Laurence Martinet-Longeanie, avocate au barreau de Paris et juge médiateur auprès de la Cour Internationale de Médiation et d'Arbitrage.

Diabétiques, cancéreux, infectés par le VIH ou en Covid long, quel est le sort des 15 millions de malades chroniques face au marché du travail et à la formation ? C’est la loi du 6 décembre 2021 qui va permettre de l’organiser dans le courant de cette année.

Sur la genèse de cette nouvelle disposition légale

Il ne s’agit pas une nouveauté, mais il semblerait que le temps du passage à l’action ait surgi après de longues tergiversations. Il suffit pour s’en convaincre de rappeler que nombre de parlementaires se posait la question de savoir si les diabétiques pouvaient véritablement accéder au marché du travail. C’est sans doute également le cas de certaines personnalités comme Alizée Agier, championne du monde de karaté jugée inapte en 2017 à exercer l’emploi de gardienne de la paix en raison de son diabète de type 1. Or, cette maladie est qualifiée d’évolutive et se soigne bien mieux aujourd’hui qu’elle ne l’a été longtemps. C’est également le cas de beaucoup de maladies chroniques.

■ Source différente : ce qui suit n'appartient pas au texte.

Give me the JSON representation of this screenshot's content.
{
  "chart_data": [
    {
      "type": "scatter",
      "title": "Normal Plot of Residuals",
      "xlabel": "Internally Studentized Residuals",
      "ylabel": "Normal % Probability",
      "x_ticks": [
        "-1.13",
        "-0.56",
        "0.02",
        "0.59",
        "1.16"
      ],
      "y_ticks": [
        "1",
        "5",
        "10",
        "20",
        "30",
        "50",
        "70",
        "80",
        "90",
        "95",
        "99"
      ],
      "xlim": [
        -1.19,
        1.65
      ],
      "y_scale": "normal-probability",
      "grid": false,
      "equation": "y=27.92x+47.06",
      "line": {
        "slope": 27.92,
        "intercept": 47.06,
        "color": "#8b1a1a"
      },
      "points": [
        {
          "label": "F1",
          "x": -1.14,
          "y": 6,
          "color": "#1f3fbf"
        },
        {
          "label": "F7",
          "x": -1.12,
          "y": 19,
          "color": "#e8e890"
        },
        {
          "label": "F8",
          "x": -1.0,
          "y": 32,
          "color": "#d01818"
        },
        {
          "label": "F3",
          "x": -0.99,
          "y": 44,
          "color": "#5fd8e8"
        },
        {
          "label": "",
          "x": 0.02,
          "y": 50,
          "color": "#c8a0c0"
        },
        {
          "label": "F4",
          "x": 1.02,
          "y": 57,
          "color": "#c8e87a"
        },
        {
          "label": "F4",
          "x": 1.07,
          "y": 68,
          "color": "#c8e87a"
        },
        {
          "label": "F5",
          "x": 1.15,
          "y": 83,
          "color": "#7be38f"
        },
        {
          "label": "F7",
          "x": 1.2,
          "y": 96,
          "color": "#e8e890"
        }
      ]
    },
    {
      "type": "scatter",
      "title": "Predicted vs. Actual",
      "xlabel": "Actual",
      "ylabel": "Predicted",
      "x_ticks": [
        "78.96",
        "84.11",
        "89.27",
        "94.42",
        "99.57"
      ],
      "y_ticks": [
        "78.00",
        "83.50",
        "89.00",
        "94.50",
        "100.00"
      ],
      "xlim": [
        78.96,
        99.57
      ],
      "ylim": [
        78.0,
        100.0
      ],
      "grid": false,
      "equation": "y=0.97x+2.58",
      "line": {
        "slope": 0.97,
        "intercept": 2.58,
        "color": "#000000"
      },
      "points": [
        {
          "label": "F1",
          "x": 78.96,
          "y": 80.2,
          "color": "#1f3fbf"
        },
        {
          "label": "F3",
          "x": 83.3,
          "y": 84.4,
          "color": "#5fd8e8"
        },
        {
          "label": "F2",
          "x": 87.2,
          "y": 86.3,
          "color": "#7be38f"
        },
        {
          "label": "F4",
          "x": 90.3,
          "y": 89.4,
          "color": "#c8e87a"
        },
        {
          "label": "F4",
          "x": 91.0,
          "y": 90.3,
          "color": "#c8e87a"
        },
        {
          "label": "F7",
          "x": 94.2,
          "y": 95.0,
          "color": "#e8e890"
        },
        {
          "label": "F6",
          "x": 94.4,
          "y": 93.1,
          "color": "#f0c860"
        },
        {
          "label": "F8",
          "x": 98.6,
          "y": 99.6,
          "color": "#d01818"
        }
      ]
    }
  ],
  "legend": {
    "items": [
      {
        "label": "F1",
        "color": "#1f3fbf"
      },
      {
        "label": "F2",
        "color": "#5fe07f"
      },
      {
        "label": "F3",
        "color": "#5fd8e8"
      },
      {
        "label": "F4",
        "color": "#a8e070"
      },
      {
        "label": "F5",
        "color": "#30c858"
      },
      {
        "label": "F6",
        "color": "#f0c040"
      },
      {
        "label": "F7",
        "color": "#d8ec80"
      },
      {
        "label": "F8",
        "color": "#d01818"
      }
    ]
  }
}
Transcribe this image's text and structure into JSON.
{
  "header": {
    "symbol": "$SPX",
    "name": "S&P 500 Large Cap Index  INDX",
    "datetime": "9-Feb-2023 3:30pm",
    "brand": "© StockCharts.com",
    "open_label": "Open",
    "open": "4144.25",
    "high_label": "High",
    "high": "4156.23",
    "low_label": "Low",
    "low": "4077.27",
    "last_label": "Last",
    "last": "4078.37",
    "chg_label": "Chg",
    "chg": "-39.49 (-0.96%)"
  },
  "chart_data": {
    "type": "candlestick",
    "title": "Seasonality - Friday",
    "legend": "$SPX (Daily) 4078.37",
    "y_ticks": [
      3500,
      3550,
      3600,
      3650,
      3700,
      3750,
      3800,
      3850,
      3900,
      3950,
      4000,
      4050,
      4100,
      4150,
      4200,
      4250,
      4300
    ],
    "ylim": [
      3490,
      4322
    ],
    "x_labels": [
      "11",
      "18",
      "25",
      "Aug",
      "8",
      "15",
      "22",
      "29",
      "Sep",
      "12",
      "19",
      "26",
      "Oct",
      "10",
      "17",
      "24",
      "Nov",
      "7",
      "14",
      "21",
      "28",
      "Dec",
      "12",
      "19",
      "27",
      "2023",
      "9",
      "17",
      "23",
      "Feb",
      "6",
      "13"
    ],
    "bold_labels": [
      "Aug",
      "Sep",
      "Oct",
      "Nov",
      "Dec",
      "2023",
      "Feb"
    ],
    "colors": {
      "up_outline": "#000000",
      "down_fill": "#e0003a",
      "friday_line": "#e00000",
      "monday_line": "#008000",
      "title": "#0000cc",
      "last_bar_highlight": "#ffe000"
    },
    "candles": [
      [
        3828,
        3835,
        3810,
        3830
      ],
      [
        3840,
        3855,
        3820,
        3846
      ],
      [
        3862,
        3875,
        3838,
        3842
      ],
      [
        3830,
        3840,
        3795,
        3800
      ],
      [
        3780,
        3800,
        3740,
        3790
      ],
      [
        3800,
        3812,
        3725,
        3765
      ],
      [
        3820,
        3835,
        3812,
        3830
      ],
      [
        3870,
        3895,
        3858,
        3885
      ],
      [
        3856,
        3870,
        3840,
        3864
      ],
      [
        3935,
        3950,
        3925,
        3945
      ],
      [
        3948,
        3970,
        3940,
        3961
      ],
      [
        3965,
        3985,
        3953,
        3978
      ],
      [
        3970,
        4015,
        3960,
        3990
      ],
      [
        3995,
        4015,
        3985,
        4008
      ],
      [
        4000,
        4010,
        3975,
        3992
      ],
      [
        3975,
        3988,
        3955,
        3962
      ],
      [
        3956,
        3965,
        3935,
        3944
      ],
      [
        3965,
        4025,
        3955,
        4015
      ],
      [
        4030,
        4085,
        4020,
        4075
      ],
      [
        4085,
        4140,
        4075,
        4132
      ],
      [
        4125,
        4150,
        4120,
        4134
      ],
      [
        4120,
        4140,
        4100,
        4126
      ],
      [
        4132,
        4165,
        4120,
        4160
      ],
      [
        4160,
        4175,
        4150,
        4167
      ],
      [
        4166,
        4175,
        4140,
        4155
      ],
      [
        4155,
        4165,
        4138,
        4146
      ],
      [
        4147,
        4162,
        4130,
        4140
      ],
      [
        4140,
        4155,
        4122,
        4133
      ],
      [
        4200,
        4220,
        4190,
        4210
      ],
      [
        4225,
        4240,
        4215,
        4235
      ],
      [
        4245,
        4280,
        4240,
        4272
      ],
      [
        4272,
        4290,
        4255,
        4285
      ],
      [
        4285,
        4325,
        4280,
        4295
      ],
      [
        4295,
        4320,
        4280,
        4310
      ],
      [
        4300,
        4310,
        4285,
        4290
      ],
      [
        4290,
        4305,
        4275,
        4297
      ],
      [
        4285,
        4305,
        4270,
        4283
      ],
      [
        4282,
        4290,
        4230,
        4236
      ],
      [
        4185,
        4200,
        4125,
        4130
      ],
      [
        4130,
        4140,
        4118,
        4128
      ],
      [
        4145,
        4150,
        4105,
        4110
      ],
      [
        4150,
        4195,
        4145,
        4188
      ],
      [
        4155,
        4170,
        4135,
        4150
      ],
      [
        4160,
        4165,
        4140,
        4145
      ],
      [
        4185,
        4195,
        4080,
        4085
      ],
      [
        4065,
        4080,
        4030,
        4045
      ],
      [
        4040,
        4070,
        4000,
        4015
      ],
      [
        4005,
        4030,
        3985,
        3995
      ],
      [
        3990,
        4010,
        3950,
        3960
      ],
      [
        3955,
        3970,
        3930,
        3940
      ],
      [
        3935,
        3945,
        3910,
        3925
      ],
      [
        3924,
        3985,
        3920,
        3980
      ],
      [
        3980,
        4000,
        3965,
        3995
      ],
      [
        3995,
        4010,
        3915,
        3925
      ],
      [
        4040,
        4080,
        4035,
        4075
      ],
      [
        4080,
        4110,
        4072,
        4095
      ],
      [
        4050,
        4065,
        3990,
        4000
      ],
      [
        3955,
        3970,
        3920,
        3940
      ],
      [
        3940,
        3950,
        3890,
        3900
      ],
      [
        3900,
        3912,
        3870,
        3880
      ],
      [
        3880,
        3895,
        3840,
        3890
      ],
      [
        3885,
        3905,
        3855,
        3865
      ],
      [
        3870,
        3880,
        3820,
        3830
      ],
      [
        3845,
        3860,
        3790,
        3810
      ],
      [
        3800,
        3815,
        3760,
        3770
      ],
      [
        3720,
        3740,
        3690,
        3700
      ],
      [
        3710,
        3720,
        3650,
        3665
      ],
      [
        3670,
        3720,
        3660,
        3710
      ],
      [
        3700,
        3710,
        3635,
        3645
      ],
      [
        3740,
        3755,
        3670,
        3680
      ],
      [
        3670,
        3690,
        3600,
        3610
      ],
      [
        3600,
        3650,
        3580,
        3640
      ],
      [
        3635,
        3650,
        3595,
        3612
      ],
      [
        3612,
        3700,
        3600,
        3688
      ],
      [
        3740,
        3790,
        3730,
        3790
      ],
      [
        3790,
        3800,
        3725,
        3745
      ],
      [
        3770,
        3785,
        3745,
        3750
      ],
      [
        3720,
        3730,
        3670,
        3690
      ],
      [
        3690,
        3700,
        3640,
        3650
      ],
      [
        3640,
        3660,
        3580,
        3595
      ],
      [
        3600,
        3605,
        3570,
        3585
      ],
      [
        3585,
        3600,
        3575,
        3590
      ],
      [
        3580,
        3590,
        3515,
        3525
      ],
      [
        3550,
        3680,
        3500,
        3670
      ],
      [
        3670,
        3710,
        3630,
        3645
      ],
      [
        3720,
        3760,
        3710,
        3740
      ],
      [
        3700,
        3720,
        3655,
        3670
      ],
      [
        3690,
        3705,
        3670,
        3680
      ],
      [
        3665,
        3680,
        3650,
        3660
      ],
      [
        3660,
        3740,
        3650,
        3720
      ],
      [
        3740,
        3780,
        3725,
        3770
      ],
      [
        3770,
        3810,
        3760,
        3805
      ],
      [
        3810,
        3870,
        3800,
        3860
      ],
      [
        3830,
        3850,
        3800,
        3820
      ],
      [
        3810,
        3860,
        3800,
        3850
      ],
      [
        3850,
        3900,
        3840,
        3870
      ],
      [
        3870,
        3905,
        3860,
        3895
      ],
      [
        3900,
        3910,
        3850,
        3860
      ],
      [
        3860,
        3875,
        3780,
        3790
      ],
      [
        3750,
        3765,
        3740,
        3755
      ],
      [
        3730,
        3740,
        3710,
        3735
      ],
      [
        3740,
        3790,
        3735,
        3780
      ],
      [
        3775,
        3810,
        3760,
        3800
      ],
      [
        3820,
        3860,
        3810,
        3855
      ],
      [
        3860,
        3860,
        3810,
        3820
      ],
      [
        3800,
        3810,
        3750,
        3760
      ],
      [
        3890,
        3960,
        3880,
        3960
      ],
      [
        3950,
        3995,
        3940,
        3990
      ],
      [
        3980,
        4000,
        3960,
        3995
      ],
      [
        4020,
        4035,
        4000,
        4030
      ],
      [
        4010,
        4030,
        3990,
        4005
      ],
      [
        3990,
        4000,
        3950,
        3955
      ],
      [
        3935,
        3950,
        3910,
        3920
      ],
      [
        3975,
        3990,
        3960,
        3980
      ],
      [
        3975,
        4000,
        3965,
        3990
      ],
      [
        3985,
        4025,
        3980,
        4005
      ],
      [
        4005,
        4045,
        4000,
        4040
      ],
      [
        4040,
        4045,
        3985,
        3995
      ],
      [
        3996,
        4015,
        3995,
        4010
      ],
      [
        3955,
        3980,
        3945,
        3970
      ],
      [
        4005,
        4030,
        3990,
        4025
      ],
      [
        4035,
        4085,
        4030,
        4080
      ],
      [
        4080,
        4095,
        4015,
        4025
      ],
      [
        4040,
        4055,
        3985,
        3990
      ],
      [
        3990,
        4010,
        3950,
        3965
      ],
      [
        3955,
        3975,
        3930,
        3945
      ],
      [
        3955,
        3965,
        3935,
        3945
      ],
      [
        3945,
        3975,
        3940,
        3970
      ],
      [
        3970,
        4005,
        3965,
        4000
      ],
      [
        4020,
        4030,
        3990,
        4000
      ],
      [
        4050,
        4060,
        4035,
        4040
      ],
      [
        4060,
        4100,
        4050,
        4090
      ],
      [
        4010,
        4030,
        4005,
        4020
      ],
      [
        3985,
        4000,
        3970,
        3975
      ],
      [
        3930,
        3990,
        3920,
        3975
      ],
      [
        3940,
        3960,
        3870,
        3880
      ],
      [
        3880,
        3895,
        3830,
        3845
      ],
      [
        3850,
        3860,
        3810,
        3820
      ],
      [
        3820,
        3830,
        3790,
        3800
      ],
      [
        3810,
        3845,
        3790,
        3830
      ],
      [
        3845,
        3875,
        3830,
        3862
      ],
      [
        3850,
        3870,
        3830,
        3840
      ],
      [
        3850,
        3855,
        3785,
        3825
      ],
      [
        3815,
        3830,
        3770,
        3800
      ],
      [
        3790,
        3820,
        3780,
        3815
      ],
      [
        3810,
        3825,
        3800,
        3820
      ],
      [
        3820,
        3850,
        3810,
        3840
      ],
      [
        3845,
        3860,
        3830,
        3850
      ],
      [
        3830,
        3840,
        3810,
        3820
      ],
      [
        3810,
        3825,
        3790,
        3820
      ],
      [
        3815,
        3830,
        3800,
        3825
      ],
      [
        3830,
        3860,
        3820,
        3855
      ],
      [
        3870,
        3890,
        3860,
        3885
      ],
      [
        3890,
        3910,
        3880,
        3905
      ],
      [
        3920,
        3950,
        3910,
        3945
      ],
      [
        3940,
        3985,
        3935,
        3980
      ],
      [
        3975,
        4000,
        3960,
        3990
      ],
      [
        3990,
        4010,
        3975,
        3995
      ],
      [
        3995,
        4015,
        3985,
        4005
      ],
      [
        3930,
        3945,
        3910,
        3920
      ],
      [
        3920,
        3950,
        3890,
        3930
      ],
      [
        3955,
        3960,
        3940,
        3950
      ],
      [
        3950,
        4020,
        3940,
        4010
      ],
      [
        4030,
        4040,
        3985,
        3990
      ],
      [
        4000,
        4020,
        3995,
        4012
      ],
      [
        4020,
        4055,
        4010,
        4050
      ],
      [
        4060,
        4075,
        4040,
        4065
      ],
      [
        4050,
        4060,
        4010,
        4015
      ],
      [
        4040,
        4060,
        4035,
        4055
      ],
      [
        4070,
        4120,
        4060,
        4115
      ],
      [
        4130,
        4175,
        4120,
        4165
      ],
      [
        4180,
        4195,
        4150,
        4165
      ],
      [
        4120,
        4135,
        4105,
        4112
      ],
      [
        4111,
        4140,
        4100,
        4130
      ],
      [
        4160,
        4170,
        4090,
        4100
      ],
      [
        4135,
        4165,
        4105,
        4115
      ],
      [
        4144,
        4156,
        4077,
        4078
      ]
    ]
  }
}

Sur le but de cette loi : 2 articles

Comment donc enclencher une dynamique d’évaluation de l’ensemble des textes qui encadrent l’accès au marché du travail de personnes vivant avec une maladie chronique ? C’est pour cela que le législateur vient d’instituer dans l’article 1 un comité d’évaluation des textes régissant l’accès au marché du travail des personnes atteintes de telles maladies. Ce comité doit favoriser évidemment l’égalité d’accès au marché du travail mais aussi à la formation professionnelle.

15% des travailleurs sont atteints d'une maladie chronique

L’accès au travail ne doit cependant pas masquer les difficultés liées à certaines pathologies. C’est ainsi que l’article deux de cette loi prévoit clairement que les conditions d’accès à un emploi ou à une formation de personnes vivant avec une maladie chronique doivent être proportionnelles aux risques particuliers pour la santé et la sécurité de la personne ou des tiers dans l’exercice des fonctions accessibles : « L’appréciation médicale de ces conditions de santé particulières prévue par des dispositions législatives ou réglementaires est réalisée de manière individuelle et tient compte des possibilités de traitement et de compensation du handicap. » Tout est dit. Des conditions au cas par cas devront être ajoutées.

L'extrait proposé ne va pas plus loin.